Ce jeune étudiant a été accosté par deux autres étudiants qui l’ont insulté et puis roué de coups au visage et à d’autres parties du corps. Lui criant «tapette» et d’autres injures, les deux étudiants de son école secondaire lui ont asséné plusieurs coups de poing et pied. Cet incident a attiré l’attention des autres étudiants qui, grâce à Facebook, ont planifié une telle manifestation contre l’intimidation (bullying).

En entrevue à la télévision, la veille, Cole Peterson s’est dit être «déprimé» et «avoir peur de retourner à l’école» et faire face à ceux qui l’ont agressé. Peterson, qui s’avoue être bisexuel et différent de ces étudiants qui l’ont frappé, a dit qu’il ne devrait pas y avoir de place à l’école pour des attaques et des injures homophobes.

Avant l’heure du midi vendredi, près de 300 étudiants de l’école secondaire Essex, mais aussi d’autres écoles secondaires de la région, sont venus prêter main forte à Cole Peterson et dénoncer l’intimidation, l’homophobie et la violence qui sévissent dans les écoles secondaires américaines. Certains avaient des pancartes disant «Tous les styles d’amour sont les mêmes» (All Love is the Same) ou encore «Je suis straight, mais pas étroit [d’esprit]». Certains jeunes ont manifesté aussi à l’extérieur de l’établissement scolaire.Les étudiants ont reçu l’appui, également, de Outright Vermont, une organisation de jeunes LGBT.
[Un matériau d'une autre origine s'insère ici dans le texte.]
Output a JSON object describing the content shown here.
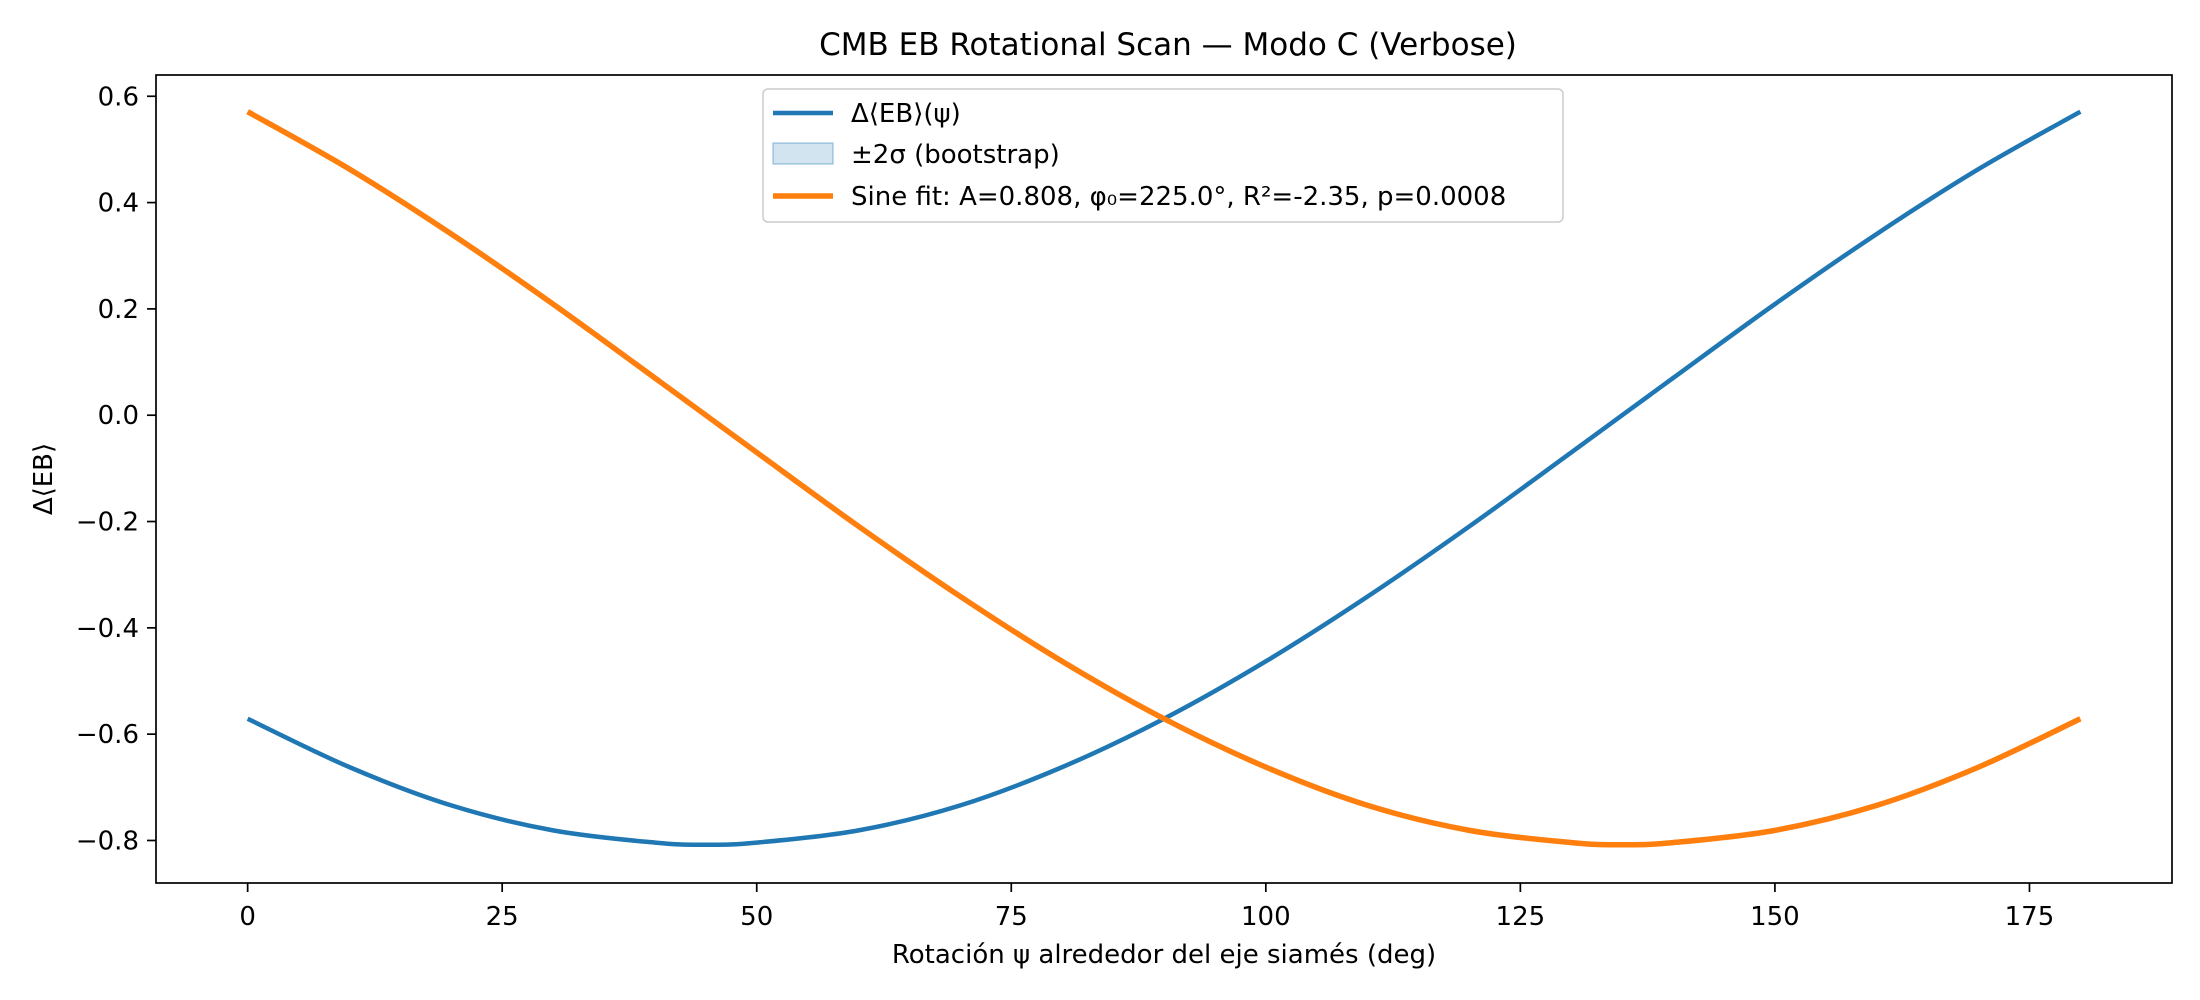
{
  "chart_data": {
    "type": "line",
    "title": "CMB EB Rotational Scan — Modo C (Verbose)",
    "xlabel": "Rotación ψ alrededor del eje siamés (deg)",
    "ylabel": "Δ⟨EB⟩",
    "xlim": [
      -9,
      189
    ],
    "ylim": [
      -0.88,
      0.64
    ],
    "xticks": [
      0,
      25,
      50,
      75,
      100,
      125,
      150,
      175
    ],
    "yticks": [
      -0.8,
      -0.6,
      -0.4,
      -0.2,
      0.0,
      0.2,
      0.4,
      0.6
    ],
    "xtick_labels": [
      "0",
      "25",
      "50",
      "75",
      "100",
      "125",
      "150",
      "175"
    ],
    "ytick_labels": [
      "−0.8",
      "−0.6",
      "−0.4",
      "−0.2",
      "0.0",
      "0.2",
      "0.4",
      "0.6"
    ],
    "grid": false,
    "legend_position": "top-center",
    "legend": [
      {
        "label": "Δ⟨EB⟩(ψ)",
        "kind": "line"
      },
      {
        "label": "±2σ (bootstrap)",
        "kind": "band"
      },
      {
        "label": "Sine fit: A=0.808, φ₀=225.0°, R²=-2.35, p=0.0008",
        "kind": "line"
      }
    ],
    "series": [
      {
        "name": "Δ⟨EB⟩(ψ)",
        "color": "#1f77b4",
        "x": [
          0,
          10,
          20,
          30,
          40,
          45,
          50,
          60,
          70,
          80,
          90,
          100,
          110,
          120,
          130,
          140,
          150,
          160,
          170,
          180
        ],
        "y": [
          -0.571,
          -0.662,
          -0.734,
          -0.781,
          -0.804,
          -0.808,
          -0.804,
          -0.781,
          -0.734,
          -0.662,
          -0.571,
          -0.463,
          -0.341,
          -0.209,
          -0.07,
          0.07,
          0.209,
          0.341,
          0.463,
          0.571
        ]
      },
      {
        "name": "Sine fit: A=0.808, φ₀=225.0°, R²=-2.35, p=0.0008",
        "color": "#ff7f0e",
        "x": [
          0,
          10,
          20,
          30,
          40,
          50,
          60,
          70,
          80,
          90,
          100,
          110,
          120,
          130,
          135,
          140,
          150,
          160,
          170,
          180
        ],
        "y": [
          0.571,
          0.463,
          0.341,
          0.209,
          0.07,
          -0.07,
          -0.209,
          -0.341,
          -0.463,
          -0.571,
          -0.662,
          -0.734,
          -0.781,
          -0.804,
          -0.808,
          -0.804,
          -0.781,
          -0.734,
          -0.662,
          -0.571
        ]
      }
    ],
    "band_color": "#1f77b4"
  }
}
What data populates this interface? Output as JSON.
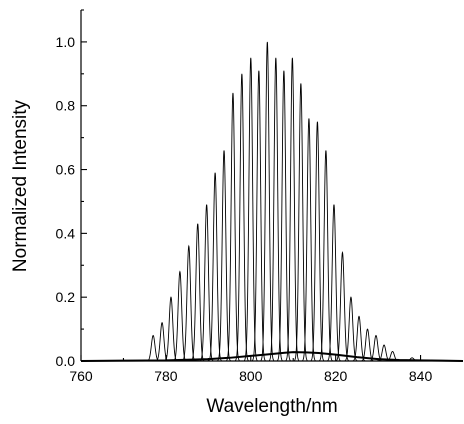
{
  "chart_data": {
    "type": "line",
    "title": "",
    "xlabel": "Wavelength/nm",
    "ylabel": "Normalized Intensity",
    "xlim": [
      760,
      850
    ],
    "ylim": [
      0,
      1.1
    ],
    "x_ticks": [
      760,
      780,
      800,
      820,
      840
    ],
    "x_tick_labels": [
      "760",
      "780",
      "800",
      "820",
      "840"
    ],
    "y_ticks": [
      0,
      0.2,
      0.4,
      0.6,
      0.8,
      1.0
    ],
    "y_tick_labels": [
      "0.0",
      "0.2",
      "0.4",
      "0.6",
      "0.8",
      "1.0"
    ],
    "grid": false,
    "peak_fwhm_nm": 1.0,
    "peaks": [
      {
        "center": 777.0,
        "amplitude": 0.08
      },
      {
        "center": 779.1,
        "amplitude": 0.12
      },
      {
        "center": 781.2,
        "amplitude": 0.2
      },
      {
        "center": 783.3,
        "amplitude": 0.28
      },
      {
        "center": 785.4,
        "amplitude": 0.36
      },
      {
        "center": 787.5,
        "amplitude": 0.43
      },
      {
        "center": 789.6,
        "amplitude": 0.49
      },
      {
        "center": 791.6,
        "amplitude": 0.59
      },
      {
        "center": 793.7,
        "amplitude": 0.66
      },
      {
        "center": 795.8,
        "amplitude": 0.84
      },
      {
        "center": 797.9,
        "amplitude": 0.9
      },
      {
        "center": 800.0,
        "amplitude": 0.95
      },
      {
        "center": 801.9,
        "amplitude": 0.91
      },
      {
        "center": 803.9,
        "amplitude": 1.0
      },
      {
        "center": 805.9,
        "amplitude": 0.95
      },
      {
        "center": 807.8,
        "amplitude": 0.91
      },
      {
        "center": 809.8,
        "amplitude": 0.95
      },
      {
        "center": 811.8,
        "amplitude": 0.87
      },
      {
        "center": 813.7,
        "amplitude": 0.76
      },
      {
        "center": 815.7,
        "amplitude": 0.75
      },
      {
        "center": 817.7,
        "amplitude": 0.66
      },
      {
        "center": 819.6,
        "amplitude": 0.49
      },
      {
        "center": 821.6,
        "amplitude": 0.34
      },
      {
        "center": 823.6,
        "amplitude": 0.2
      },
      {
        "center": 825.5,
        "amplitude": 0.14
      },
      {
        "center": 827.5,
        "amplitude": 0.1
      },
      {
        "center": 829.5,
        "amplitude": 0.08
      },
      {
        "center": 831.4,
        "amplitude": 0.05
      },
      {
        "center": 833.4,
        "amplitude": 0.03
      },
      {
        "center": 838.0,
        "amplitude": 0.01
      }
    ],
    "envelope": {
      "x": [
        760,
        770,
        780,
        790,
        795,
        800,
        805,
        808,
        810,
        813,
        816,
        820,
        825,
        830,
        835,
        840,
        845,
        850
      ],
      "y": [
        0.0,
        0.001,
        0.002,
        0.006,
        0.01,
        0.016,
        0.022,
        0.026,
        0.028,
        0.027,
        0.025,
        0.02,
        0.012,
        0.006,
        0.003,
        0.002,
        0.001,
        0.0
      ]
    }
  }
}
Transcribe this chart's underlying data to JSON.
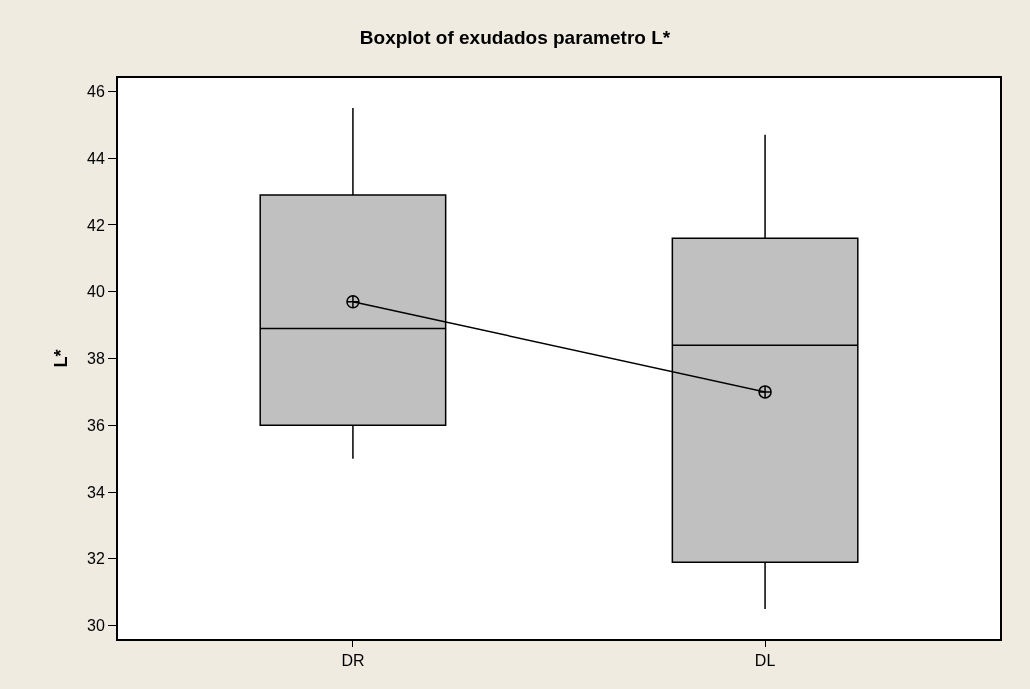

La police n’a pas voulu commenter sur l’incident de dimanche dernier ni dire si elle procèdera à des interrogatoires ou des arrestations. Pour sa part, le directeur de l’école Essex, Robert Reardon, a dit simplement que «l’intimidation est une problématique sociale». M. Reardon, à l’instar de la police, n’a pas voulu se commettre quant à d’éventuelles sanctions contre les étudiants de l’école si de tels actes surviendraient à nouveau, mais à l’intérieur de l’institution cette fois-ci.